O Kremlin pediu na quinta-feira uma investigação internacional sobre a sabotagem do Nord Stream na sequência de relatórios publicados pelo jornalista premiado com o Prémio Pulitzer Seymour Hersh, antes de reiterar o «envolvimento anglo-saxónico» nas explosões dos oleodutos.
O porta-voz presidencial russo Dmitry Peskov salientou que a publicação do artigo de Hersh «demonstra mais uma vez a necessidade de uma investigação internacional sobre estes ataques sem precedentes a infra-estruturas internacionais críticas» e argumentou que «é impossível deixar isto sem determinar quem foi responsável e puni-los».
«Alguns pontos (do artigo de Hersh) podem ser contestados e outros necessitam de provas, mas a sua profundidade de análise e a harmonia da sua apresentação é notável», disse, antes de sublinhar que «seria injusto ignorá-lo, especialmente por um país como a Alemanha, que foi privado de uma instalação energética muito importante devido a este acto terrorista».
«Pela nossa parte, fizemos declarações sobre dados que apontam para o envolvimento dos anglo-saxões na organização deste acto de sabotagem», disse ele, antes de insistir que «algumas coincidências podem ser vistas», como noticiado pela agência noticiosa russa Interfax.
Peskov disse que Moscovo não tinha recebido qualquer pedido para abrir uma investigação internacional na sequência da publicação do artigo de Hersh e salientou que «a Rússia tem feito tentativas muito vigorosas nos últimos meses para participar nas investigações e para obter pelo menos alguma informação adicional».
«Infelizmente, as nossas tentativas foram refutadas e nunca recebemos acesso à informação. Contudo, os nossos serviços relevantes têm este assunto na sua agenda, é claro», disse o porta-voz do Kremlin.
Horas antes, o orador da Duma estatal russa, Vyacheslav Volodin, da Câmara Baixa do Parlamento russo, tinha apelado a um inquérito internacional para investigar os acontecimentos e notou que estes «deveriam tornar-se a base de uma investigação internacional» para «levar (o Presidente dos EUA Joe) Biden e os seus cúmplices à justiça, bem como pagar uma indemnização aos países afectados pelo ataque terrorista».

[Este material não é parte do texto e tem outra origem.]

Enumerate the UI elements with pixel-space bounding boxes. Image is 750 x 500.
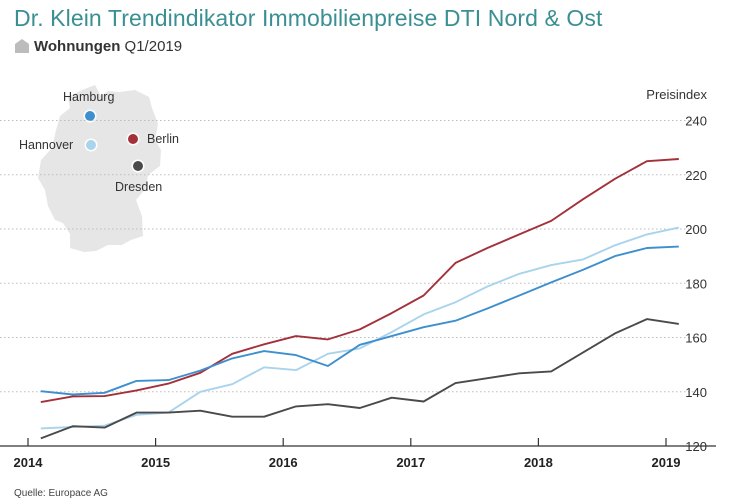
map-marker-hamburg bbox=[85, 111, 95, 121]
series-line-hamburg bbox=[40, 245, 679, 396]
y-tick-label: 180 bbox=[685, 276, 707, 291]
subtitle-period: Q1/2019 bbox=[124, 38, 183, 55]
x-tick-label: 2019 bbox=[652, 455, 681, 470]
y-tick-label: 120 bbox=[685, 439, 707, 454]
chart-subtitle: Wohnungen Q1/2019 bbox=[15, 38, 182, 55]
series-line-dresden bbox=[40, 318, 679, 440]
y-axis-label: Preisindex bbox=[646, 87, 707, 102]
chart-title: Dr. Klein Trendindikator Immobilienpreis… bbox=[14, 5, 603, 31]
map-marker-berlin bbox=[128, 134, 138, 144]
line-chart: Hamburg Berlin Hannover Dresden Preisind… bbox=[0, 85, 716, 470]
map-label-hannover: Hannover bbox=[19, 138, 73, 152]
map-marker-dresden bbox=[133, 161, 143, 171]
x-tick-label: 2017 bbox=[396, 455, 425, 470]
x-tick-label: 2016 bbox=[269, 455, 298, 470]
x-tick-label: 2015 bbox=[141, 455, 170, 470]
y-tick-label: 140 bbox=[685, 385, 707, 400]
map-label-berlin: Berlin bbox=[147, 132, 179, 146]
subtitle-category: Wohnungen bbox=[34, 38, 121, 55]
x-tick-label: 2018 bbox=[524, 455, 553, 470]
source-note: Quelle: Europace AG bbox=[14, 488, 108, 499]
map-label-hamburg: Hamburg bbox=[63, 90, 114, 104]
y-tick-label: 220 bbox=[685, 168, 707, 183]
house-icon bbox=[15, 39, 29, 53]
y-tick-label: 200 bbox=[685, 222, 707, 237]
map-label-dresden: Dresden bbox=[115, 180, 162, 194]
germany-map-icon bbox=[38, 85, 161, 252]
series-line-berlin bbox=[40, 158, 679, 404]
y-tick-label: 240 bbox=[685, 114, 707, 129]
series-line-hannover bbox=[40, 226, 679, 430]
x-tick-label: 2014 bbox=[14, 455, 44, 470]
map-marker-hannover bbox=[86, 140, 96, 150]
y-tick-label: 160 bbox=[685, 331, 707, 346]
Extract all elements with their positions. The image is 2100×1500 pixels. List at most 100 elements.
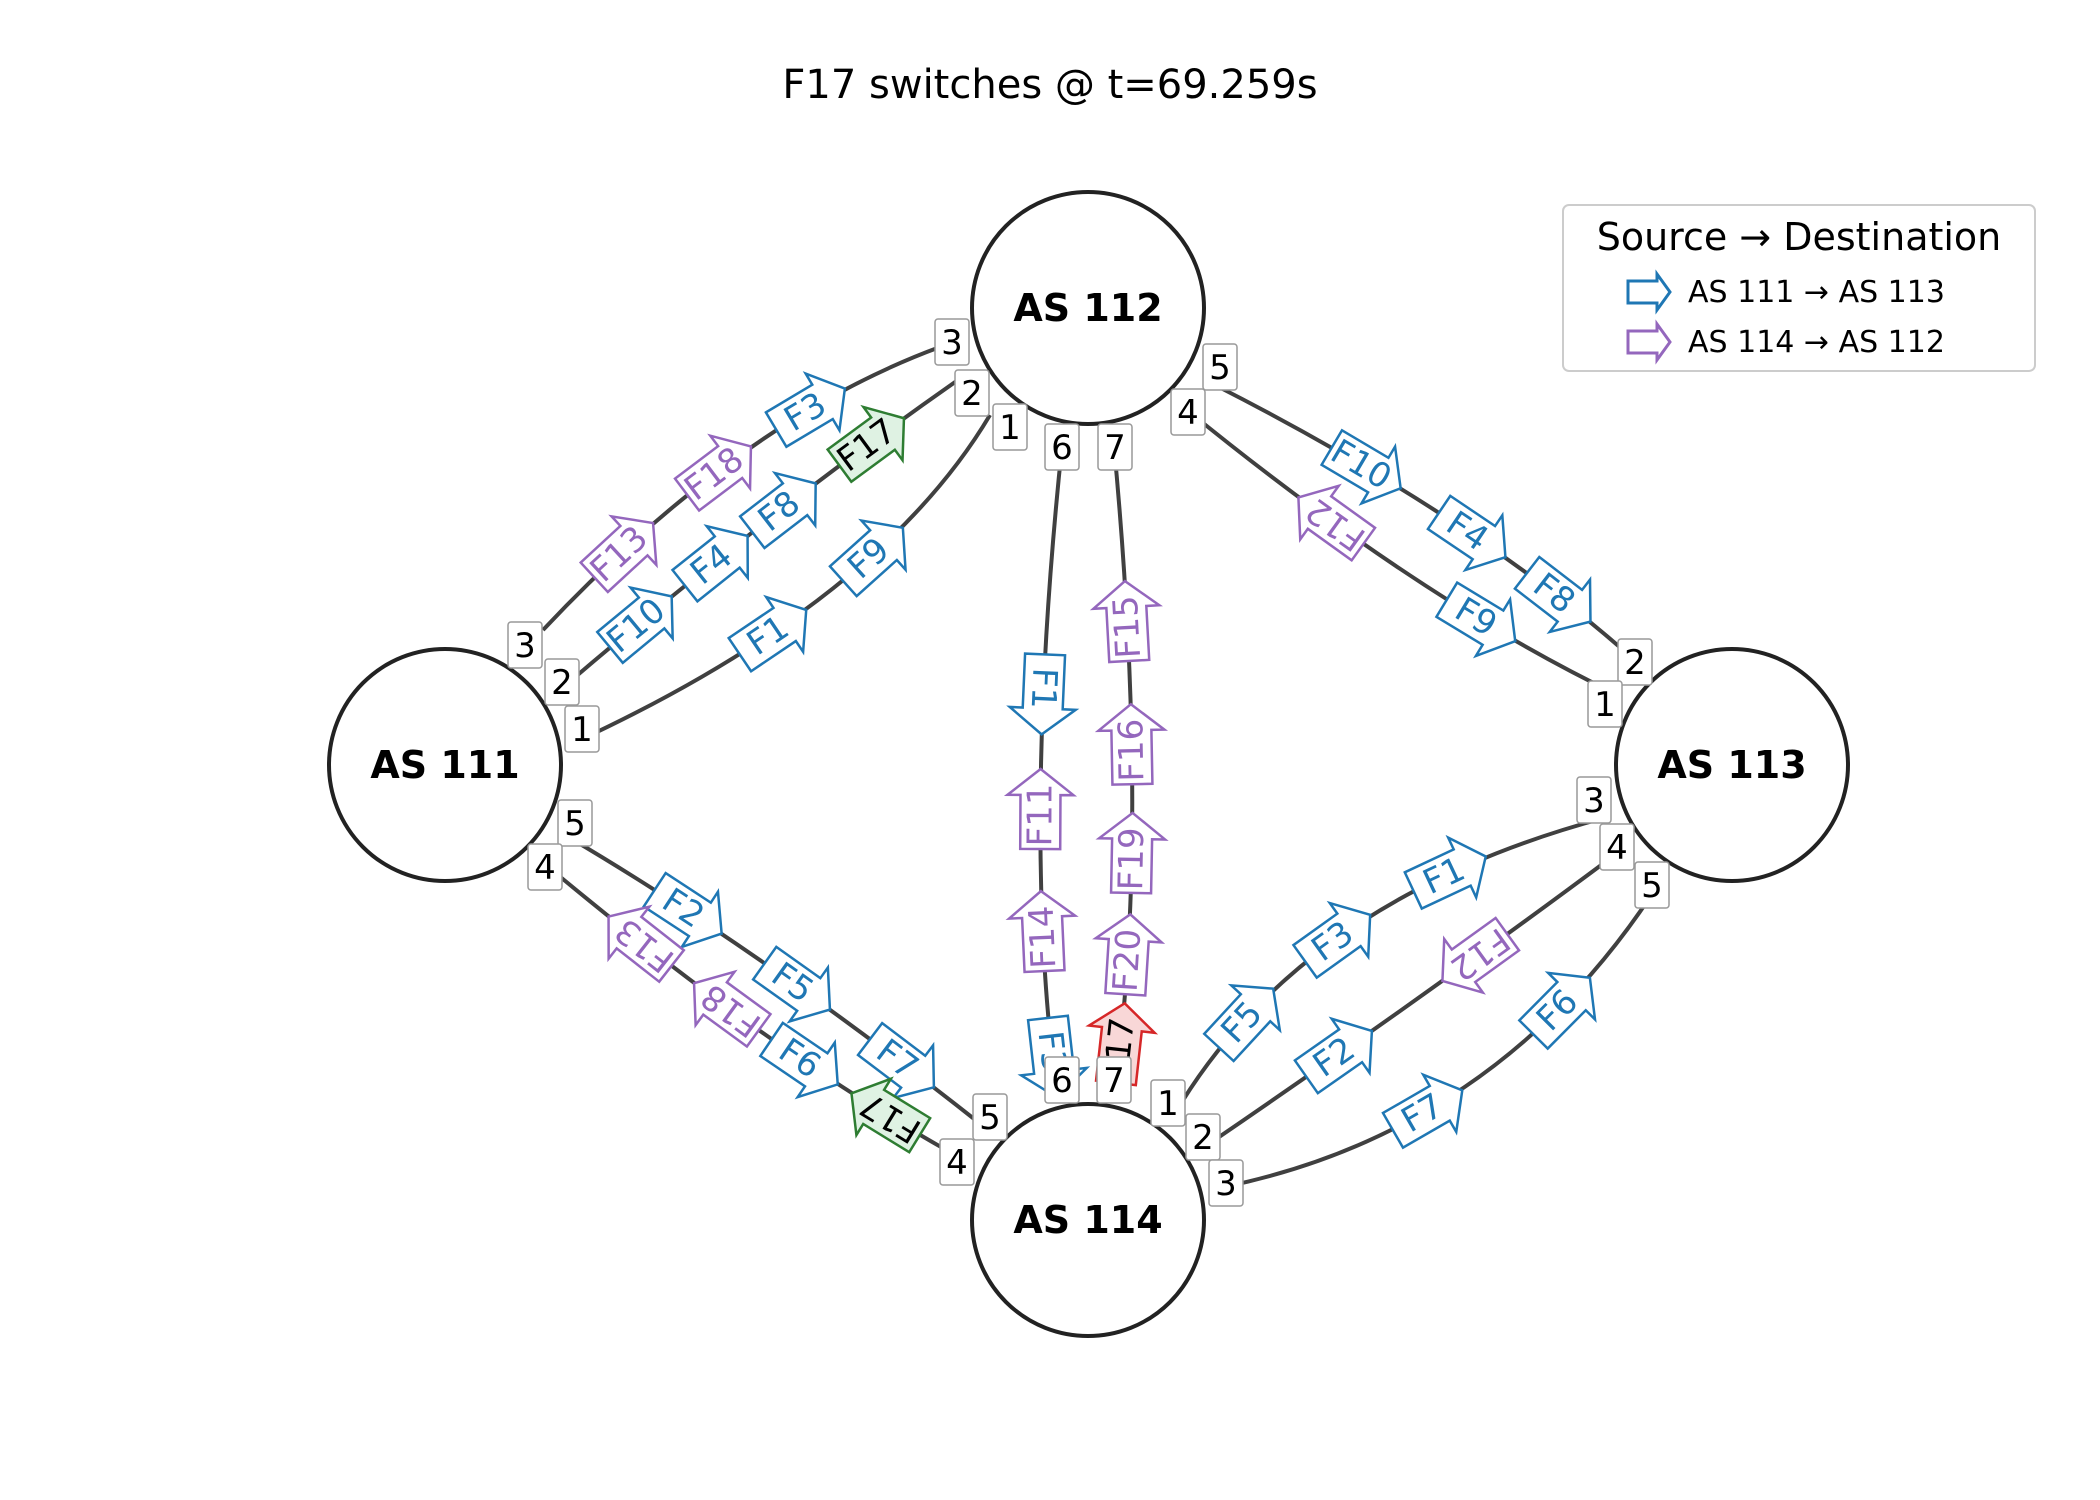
port-badge: 4	[527, 843, 563, 891]
flow-arrow: F3	[764, 371, 847, 449]
flow-arrow-shape	[1517, 971, 1597, 1051]
flow-arrow: F1	[726, 594, 808, 673]
legend-item-label: AS 114 → AS 112	[1688, 325, 1945, 360]
port-badge-box	[1170, 388, 1206, 436]
flow-arrow-shape	[1006, 652, 1080, 736]
port-label: 7	[1103, 1061, 1125, 1101]
port-badge-box	[1185, 1113, 1221, 1161]
flow-arrow: F16	[1094, 702, 1169, 786]
port-label: 5	[564, 804, 586, 844]
legend-arrow-icon	[1626, 319, 1672, 365]
flow-arrow-shape	[642, 871, 723, 950]
flow-arrow-shape	[1381, 1072, 1464, 1150]
flow-arrow-shape	[673, 433, 753, 513]
port-badge: 4	[1599, 823, 1635, 871]
flow-arrow-shape	[1291, 900, 1372, 980]
flow-arrow: F1	[1403, 834, 1488, 911]
legend-box	[1562, 204, 2036, 372]
flow-arrow-shape	[1441, 916, 1521, 995]
link-edge	[1172, 816, 1605, 1117]
flow-arrow-shape	[1089, 579, 1163, 664]
as-node-label: AS 113	[1657, 743, 1806, 787]
legend-arrow-icon	[1626, 269, 1672, 315]
port-badge-box	[1617, 638, 1653, 686]
flow-arrow: F4	[1426, 494, 1507, 573]
port-label: 6	[1051, 428, 1073, 468]
port-badge: 6	[1044, 423, 1080, 471]
flow-arrow: F11	[1003, 767, 1078, 851]
port-badge-box	[934, 318, 970, 366]
flow-label: F15	[1106, 595, 1149, 660]
port-badge: 6	[1044, 1056, 1080, 1104]
port-label: 1	[999, 408, 1021, 448]
flow-arrow: F14	[1005, 889, 1079, 974]
flow-arrow: F20	[1092, 912, 1166, 997]
link-edge	[1223, 883, 1660, 1189]
flow-arrow: F2	[642, 871, 723, 950]
flow-arrow-shape	[726, 594, 808, 673]
flow-arrow-shape	[1005, 889, 1079, 974]
flow-arrow: F8	[1513, 555, 1592, 635]
flow-arrow: F3	[1291, 900, 1372, 980]
port-badge: 4	[1170, 388, 1206, 436]
port-badge: 3	[507, 621, 543, 669]
port-badge: 5	[557, 799, 593, 847]
flow-label: F19	[1111, 827, 1152, 891]
port-badge: 3	[1576, 776, 1612, 824]
flow-arrow: F6	[1517, 971, 1597, 1051]
diagram-title: F17 switches @ t=69.259s	[782, 62, 1317, 108]
flow-arrow: F6	[758, 1021, 840, 1100]
port-label: 3	[941, 323, 963, 363]
port-label: 6	[1051, 1061, 1073, 1101]
flow-arrow-shape	[738, 470, 817, 550]
port-label: 4	[534, 848, 556, 888]
flow-arrow: F15	[1089, 579, 1163, 664]
flow-arrow: F7	[1381, 1072, 1464, 1150]
nodes-layer: AS 111 AS 112 AS 113 AS 114	[327, 190, 1850, 1338]
port-badge-box	[557, 799, 593, 847]
flow-arrow-shape	[758, 1021, 840, 1100]
flow-arrow-shape	[1202, 983, 1282, 1063]
port-badge-box	[1202, 343, 1238, 391]
flow-arrow-shape	[607, 904, 686, 984]
legend: Source → Destination AS 111 → AS 113 AS …	[1562, 204, 2036, 372]
flow-arrow-shape	[751, 945, 832, 1024]
as-node	[970, 190, 1206, 426]
link-edge	[579, 413, 992, 742]
port-badge-box	[544, 658, 580, 706]
port-label: 2	[1624, 643, 1646, 683]
legend-title: Source → Destination	[1597, 215, 2002, 259]
port-badge-box	[939, 1138, 975, 1186]
port-badge: 5	[1634, 861, 1670, 909]
port-label: 3	[514, 626, 536, 666]
flow-arrow-shape	[1403, 834, 1488, 911]
as-node-label: AS 111	[370, 743, 519, 787]
port-badge-box	[1576, 776, 1612, 824]
link-edge	[1038, 445, 1064, 1088]
port-label: 1	[1594, 685, 1616, 725]
port-label: 2	[961, 374, 983, 414]
flow-arrow-shape	[1426, 494, 1507, 573]
port-badge: 1	[1150, 1079, 1186, 1127]
flow-arrow-shape	[764, 371, 847, 449]
flows-layer: F3F18F13F17F8F4F10F9F1F10F4F8F12F9F1F11F…	[578, 371, 1597, 1154]
port-badge-box	[564, 705, 600, 753]
flow-arrow-shape	[850, 1076, 932, 1154]
flow-arrow-shape	[1094, 702, 1169, 786]
flow-arrow-shape	[1003, 767, 1078, 851]
port-label: 5	[1641, 866, 1663, 906]
port-badge: 7	[1097, 423, 1133, 471]
flow-arrow: F2	[1293, 1016, 1374, 1095]
flow-label: F1	[1023, 667, 1065, 710]
port-badge-box	[1044, 1056, 1080, 1104]
port-badge-box	[527, 843, 563, 891]
port-badge: 4	[939, 1138, 975, 1186]
port-label: 3	[1583, 781, 1605, 821]
port-label: 2	[551, 663, 573, 703]
flow-arrow-shape	[1297, 483, 1377, 563]
as-node	[327, 647, 563, 883]
as-node-label: AS 112	[1013, 286, 1162, 330]
port-badge: 3	[1208, 1159, 1244, 1207]
port-badge-box	[972, 1093, 1008, 1141]
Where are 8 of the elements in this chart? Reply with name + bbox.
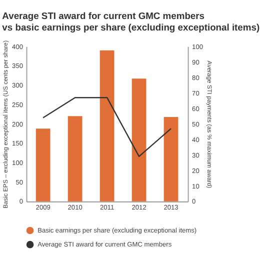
line-series: [42, 96, 172, 158]
text: vs basic earnings per share (excluding exceptional items): [2, 21, 260, 32]
bar: [100, 50, 114, 202]
bar: [132, 78, 146, 202]
text: Average STI award for current GMC members: [2, 10, 205, 22]
bar: [68, 116, 82, 202]
bar: [164, 116, 178, 202]
bar: [36, 128, 50, 202]
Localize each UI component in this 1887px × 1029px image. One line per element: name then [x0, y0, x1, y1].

Volodin disse que os mergulhadores americanos alegadamente plantaram explosivos nos gasodutos Nord Stream 1 e Nord Stream 2 «sob a cobertura da OTAN e com o apoio da Noruega». Esta estratégia é «reminiscente» do Terceiro Reich alemão, disse Volodin numa mensagem na sua conta do Telegrama.
Ele comparou Biden ao antigo Presidente Harry Truman: «Se Truman se tornou um criminoso que usou armas atómicas contra civis em Hiroshima e Nagasaki, então Biden tornou-se um terrorista que ordenou a destruição da infra-estrutura energética dos seus parceiros estratégicos».
Anteriormente, Hersh explicou no seu website que os responsáveis pela alegada sabotagem são mergulhadores da Marinha dos EUA, que alegadamente plantaram explosivos durante as manobras «Baltops 22» da OTAN. Segundo o jornalista, a 26 de Setembro, um avião da Marinha norueguesa lançou uma bóia hidroacústica que detonou os dispositivos explosivos. Explicou que a decisão de os detonar foi tomada nove meses após uma «discussão secreta» pelas agências de segurança nacional dos EUA.
A Casa Branca negou na quarta-feira as alegações de que os Estados Unidos estavam por detrás das explosões nos gasodutos Nord Stream 1 e Nord Stream 2 em Setembro de 2022, reiterando que «não estava envolvida na explosão». «Os Estados Unidos não estiveram envolvidos na explosão do Nord Stream», disse o porta-voz do Pentágono, Garron Garn, numa breve declaração ao jornal, reiterando a resposta do departamento de defesa à mesma acusação em Outubro.